The solution iterates through each number and repeatedly divides it by two while it remains even. Each intermediate even value is stored in a set so duplicates across the array do not inflate the answer. The final result is simply the number of unique even values encountered.

A common mistake is to stop at the first occurrence of a value or to count per element instead of globally. That would overcount or undercount because multiple elements may share the same even ancestor, and each such ancestor corresponds to a single required operation.

Worked Examples

Example 1

Input array: $[40, 6, 40, 3, 20, 1]$

Element	Even chain produced	Set after processing
40	40, 20, 10	{40, 20, 10}
6	6, 3	{40, 20, 10, 6}
40	40, 20, 10	{40, 20, 10, 6}
3	none	{40, 20, 10, 6}
20	20, 10	{40, 20, 10, 6}
1	none	{40, 20, 10, 6}

Final answer is 4.

This shows that repeated occurrences of the same halving chain do not increase the number of required operations.
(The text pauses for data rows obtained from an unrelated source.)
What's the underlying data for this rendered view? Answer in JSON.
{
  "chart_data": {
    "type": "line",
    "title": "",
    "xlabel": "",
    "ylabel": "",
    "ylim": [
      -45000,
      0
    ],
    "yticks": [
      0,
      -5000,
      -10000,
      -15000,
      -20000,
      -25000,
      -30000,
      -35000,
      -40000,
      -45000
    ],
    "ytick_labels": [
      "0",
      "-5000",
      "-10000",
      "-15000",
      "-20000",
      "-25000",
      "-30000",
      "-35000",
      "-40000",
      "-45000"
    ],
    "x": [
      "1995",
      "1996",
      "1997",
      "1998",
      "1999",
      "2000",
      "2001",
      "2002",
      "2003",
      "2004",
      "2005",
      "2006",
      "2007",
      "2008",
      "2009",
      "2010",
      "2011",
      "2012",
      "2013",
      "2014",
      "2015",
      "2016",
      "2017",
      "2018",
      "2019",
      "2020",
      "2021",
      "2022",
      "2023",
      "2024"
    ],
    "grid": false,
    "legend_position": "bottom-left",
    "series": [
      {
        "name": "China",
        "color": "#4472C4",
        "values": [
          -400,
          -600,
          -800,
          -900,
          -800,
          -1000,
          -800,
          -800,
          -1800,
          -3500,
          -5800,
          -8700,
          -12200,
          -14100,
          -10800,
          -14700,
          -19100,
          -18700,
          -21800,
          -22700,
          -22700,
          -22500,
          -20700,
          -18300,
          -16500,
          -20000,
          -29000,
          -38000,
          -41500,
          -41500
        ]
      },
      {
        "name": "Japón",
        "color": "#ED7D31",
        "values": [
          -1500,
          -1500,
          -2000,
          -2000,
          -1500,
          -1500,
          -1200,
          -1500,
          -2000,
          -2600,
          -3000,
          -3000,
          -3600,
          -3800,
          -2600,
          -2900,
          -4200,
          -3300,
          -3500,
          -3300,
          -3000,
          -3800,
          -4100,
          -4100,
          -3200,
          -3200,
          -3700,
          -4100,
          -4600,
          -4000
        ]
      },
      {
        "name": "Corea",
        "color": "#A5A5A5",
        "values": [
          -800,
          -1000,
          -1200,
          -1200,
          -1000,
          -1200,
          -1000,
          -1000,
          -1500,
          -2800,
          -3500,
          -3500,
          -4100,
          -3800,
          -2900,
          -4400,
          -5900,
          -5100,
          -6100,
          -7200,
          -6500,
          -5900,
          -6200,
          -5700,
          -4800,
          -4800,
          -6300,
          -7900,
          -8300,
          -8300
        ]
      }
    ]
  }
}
The set compresses all redundancy.

Example 2

Input array: $[2, 4, 8, 16]$

Element	Even chain produced	Set after processing
2	2	{2}
4	4, 2	{2, 4}
8	8, 4, 2	{2, 4, 8}
16	16, 8, 4, 2	{2, 4, 8, 16}

Final answer is 4.

This demonstrates the worst-case behavior where chains fully overlap but still contribute distinct levels.

Complexity Analysis

Measure	Complexity	Explanation
Time	$O(n \log A)$	Each number is divided by two until it becomes odd, contributing logarithmic steps
Space	$O(n \log A)$	In worst case, all intermediate even values are stored in a set

The total input size is at most $2 \cdot 10^5$, and each number produces at most about 30 halving steps since $A \le 10^9$. This makes the solution comfortably efficient.

Test Cases

import sys, io

def run(inp: str) -> str:
    sys.stdin = io.StringIO(inp)
    input = sys.stdin.readline

    def solve():
        t = int(input())
        out = []
        for _ in range(t):
            n = int(input())
            a = list(map(int, input().split()))
            seen = set()
            for x in a:
                while x % 2 == 0:
                    seen.add(x)
                    x //= 2
            out.append(str(len(seen)))
        return "\n".join(out)

    return solve()

# provided samples
assert run("""4
6
40 6 40 3 20 1
1
1024
4
2 4 8 16
3
3 1 7
""") == """4
10
4
0"""

# custom cases
assert run("""1
1
1
""") == "0"

assert run("""1
3
2 2 2
""") == "1"

assert run("""1
3
6 10 14
""") == "3"

assert run("""1
2
12 3
""") == "2"

Test input	Expected output	What it validates
1, [1]	0	already all odd
2,2,2	1	duplicates do not increase operations
6,10,14	3	disjoint chains
12,3	2	mixed even and odd behavior

Edge Cases

A key edge case is when the array contains only odd numbers. In that situation, the loop never executes and the set remains empty, correctly producing zero operations.

Another case is when all numbers are powers of two, such as $[1024]$. The chain becomes $1024 \to 512 \to \dots \to 2$. The algorithm collects every intermediate even value, and each level corresponds to a necessary operation. This ensures the answer equals the exponent of the largest power of two in the input.

Finally, repeated identical values such as $[6, 6, 6]$ only contribute a single chain ${6, 3}$. Since 3 is odd, only 6 is counted, and the set ensures we do not overcount repeated work.